Hund en lumière : 3 questions à André Kervella
Les Éditions de la Tarente : Vous êtes reconnu pour vos recherches et vos publications sur l’histoire de la franc-maçonnerie. Hund en lumière n’y fait pas exception. D’où vous vient cette passion ?
André Kervella : Retracer un itinéraire intellectuel qui conduit à écrire sur la franc-maçonnerie est, pour moi, un exercice assez compliqué. J’ai une triple formation universitaire en physique électronique, en philosophie et en histoire. Déjà, si l’on me demandait pourquoi je suis passé des sciences physiques aux sciences humaines, je serais en peine de formuler en peu de temps une explication satisfaisante. Disons, pour aller vite, qu’une fois entré dans le cursus philosophique je me suis intéressé à l’histoire des idées. Puis l’histoire des idées m’a porté vers l’histoire des faits, des évènements. Alors, je me suis focalisé sur la période des 17e et 18e siècles pour essayer de comprendre ce qui a fait naître en Europe le mouvement des Lumières, mais aussi ce qui a produit en France la fin de l’Ancien régime monarchique et l’apparition de la première République. Il était logique que, à un moment ou un autre, je me pose la question du rôle joué par les francs-maçons, autant les écrivains que les grands négociants ou les militaires.
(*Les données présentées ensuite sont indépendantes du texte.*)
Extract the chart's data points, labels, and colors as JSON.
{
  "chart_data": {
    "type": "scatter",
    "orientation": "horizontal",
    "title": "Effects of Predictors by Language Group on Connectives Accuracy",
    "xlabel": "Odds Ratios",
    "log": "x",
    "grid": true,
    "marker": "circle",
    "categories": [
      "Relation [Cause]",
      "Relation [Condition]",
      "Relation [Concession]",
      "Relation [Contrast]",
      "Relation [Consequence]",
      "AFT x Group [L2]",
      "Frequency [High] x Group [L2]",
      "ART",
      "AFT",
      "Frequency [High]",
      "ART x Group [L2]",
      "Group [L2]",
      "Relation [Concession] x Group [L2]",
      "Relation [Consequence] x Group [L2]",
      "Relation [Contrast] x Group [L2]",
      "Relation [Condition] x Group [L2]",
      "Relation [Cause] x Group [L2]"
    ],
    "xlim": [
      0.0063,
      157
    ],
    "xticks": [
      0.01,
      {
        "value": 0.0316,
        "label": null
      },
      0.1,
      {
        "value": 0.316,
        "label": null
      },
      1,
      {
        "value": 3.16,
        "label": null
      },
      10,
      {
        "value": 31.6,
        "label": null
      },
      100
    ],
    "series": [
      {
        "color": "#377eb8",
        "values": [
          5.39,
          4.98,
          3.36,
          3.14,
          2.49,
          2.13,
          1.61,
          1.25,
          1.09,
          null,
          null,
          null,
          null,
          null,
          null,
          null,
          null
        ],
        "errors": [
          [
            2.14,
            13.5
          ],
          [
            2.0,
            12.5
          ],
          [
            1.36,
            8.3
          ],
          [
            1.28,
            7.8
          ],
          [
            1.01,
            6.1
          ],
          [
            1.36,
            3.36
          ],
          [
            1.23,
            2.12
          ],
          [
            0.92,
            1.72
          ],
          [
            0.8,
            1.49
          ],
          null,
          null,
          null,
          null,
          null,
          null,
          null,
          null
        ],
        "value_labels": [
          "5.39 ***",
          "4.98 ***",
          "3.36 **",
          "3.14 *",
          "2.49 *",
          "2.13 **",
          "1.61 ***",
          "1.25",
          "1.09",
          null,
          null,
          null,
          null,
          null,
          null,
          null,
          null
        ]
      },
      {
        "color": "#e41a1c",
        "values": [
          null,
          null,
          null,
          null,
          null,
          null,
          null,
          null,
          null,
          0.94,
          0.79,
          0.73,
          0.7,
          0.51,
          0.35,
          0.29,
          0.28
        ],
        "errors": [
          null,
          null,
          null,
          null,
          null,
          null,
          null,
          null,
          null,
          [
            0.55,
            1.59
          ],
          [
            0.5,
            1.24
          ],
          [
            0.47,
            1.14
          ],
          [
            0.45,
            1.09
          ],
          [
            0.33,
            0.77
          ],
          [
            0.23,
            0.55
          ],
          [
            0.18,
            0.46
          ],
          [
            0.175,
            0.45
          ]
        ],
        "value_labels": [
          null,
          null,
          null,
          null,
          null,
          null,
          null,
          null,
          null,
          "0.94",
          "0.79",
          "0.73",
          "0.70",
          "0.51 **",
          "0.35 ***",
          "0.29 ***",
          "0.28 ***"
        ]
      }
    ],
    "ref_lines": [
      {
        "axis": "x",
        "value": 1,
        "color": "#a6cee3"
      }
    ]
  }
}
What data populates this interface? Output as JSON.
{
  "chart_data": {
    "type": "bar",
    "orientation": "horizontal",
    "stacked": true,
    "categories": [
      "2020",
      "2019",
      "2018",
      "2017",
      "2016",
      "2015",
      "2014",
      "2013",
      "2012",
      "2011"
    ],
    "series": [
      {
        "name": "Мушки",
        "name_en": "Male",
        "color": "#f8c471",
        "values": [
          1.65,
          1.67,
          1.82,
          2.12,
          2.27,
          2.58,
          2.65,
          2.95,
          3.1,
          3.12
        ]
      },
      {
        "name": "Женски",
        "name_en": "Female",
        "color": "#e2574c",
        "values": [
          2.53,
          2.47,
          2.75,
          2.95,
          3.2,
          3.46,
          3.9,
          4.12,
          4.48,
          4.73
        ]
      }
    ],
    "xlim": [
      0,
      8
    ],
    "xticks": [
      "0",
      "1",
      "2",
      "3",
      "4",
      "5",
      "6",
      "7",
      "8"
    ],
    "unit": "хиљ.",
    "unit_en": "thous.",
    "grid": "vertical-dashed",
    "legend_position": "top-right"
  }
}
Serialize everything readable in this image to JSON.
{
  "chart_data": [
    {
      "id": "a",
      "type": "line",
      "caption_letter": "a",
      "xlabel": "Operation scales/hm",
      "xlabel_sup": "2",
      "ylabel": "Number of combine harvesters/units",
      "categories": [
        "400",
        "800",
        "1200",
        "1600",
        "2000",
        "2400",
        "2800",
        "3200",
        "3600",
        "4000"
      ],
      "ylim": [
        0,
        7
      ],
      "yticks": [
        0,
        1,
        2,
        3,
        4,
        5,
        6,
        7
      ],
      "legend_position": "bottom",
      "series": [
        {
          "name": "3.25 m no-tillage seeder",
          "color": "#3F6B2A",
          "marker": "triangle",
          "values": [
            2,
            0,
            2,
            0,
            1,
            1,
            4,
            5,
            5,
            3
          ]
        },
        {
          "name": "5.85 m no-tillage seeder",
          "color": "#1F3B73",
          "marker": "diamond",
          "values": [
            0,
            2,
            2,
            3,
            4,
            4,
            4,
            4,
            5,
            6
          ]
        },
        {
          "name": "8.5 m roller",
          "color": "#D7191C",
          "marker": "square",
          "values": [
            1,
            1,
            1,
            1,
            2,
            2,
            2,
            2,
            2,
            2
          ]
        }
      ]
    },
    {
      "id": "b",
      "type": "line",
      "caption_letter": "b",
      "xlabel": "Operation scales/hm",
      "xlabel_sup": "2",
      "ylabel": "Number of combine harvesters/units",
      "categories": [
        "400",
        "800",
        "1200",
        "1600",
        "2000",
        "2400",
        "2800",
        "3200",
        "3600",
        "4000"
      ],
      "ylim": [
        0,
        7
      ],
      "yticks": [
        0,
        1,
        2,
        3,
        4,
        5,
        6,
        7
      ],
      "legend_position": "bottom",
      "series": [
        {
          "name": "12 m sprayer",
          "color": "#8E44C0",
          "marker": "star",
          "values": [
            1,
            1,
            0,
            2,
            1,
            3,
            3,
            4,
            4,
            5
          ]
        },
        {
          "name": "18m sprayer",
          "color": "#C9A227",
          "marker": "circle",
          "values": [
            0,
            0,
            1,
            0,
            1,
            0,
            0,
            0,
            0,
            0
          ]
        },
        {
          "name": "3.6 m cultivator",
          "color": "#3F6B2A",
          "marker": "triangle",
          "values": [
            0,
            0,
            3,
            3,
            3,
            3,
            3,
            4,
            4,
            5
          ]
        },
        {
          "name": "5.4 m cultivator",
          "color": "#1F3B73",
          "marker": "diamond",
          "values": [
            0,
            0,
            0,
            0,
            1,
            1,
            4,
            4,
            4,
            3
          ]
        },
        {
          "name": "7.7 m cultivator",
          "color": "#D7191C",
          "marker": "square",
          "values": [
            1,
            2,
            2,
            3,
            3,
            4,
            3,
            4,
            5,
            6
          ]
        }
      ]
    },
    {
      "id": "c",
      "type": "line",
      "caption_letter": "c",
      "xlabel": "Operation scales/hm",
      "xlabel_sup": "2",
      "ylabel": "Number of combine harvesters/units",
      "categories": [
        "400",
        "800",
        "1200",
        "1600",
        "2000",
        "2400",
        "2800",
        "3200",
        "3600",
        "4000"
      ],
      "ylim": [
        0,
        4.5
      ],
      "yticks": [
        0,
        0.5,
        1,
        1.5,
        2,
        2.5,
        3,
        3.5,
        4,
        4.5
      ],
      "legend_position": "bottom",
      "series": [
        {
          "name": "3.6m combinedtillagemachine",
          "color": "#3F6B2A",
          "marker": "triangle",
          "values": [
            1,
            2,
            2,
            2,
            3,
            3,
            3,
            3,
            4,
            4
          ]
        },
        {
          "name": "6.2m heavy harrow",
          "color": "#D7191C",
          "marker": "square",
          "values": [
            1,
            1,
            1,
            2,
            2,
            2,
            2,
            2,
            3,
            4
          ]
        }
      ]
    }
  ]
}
Il se trouve par ailleurs qu’au début des années 1990 j’ai été sollicité pour appartenir à une loge. Cela m’a amené à m’interroger sur le sens des pratiques propres à l’Ordre, à la fois dans son organisation institutionnelle et dans la construction de ses discours de légitimation. C’est ici qu’apparaît une question épineuse. En effet, dès le début, j’ai voulu faire des recherches qui aillent au-delà des ouvrages dont on me recommandait la lecture. De fil en aiguille, j’en suis arrivé à constater que les théories sur l’apparition de la Grande Loge de Londres en 1717 sont contestables, car elles écartent tout ce qui se rapporte à l’action antérieure des partisans des Stuart en Grande-Bretagne. L’histoire des faits, justement, impose d’évoquer les troubles politiques qui agitent les Îles britanniques quasiment depuis les années 1630. De même, on ne comprend rien aux conditions sociologiques d’émergence des premières loges françaises si l’on ignore ou marginalise l’influence déterminante de ces mêmes partisans contraints à l’exil dans notre pays après la Révolution anglaise de 1688-89. C’est ce que je m’efforce de montrer dans la plupart de mes ouvrages.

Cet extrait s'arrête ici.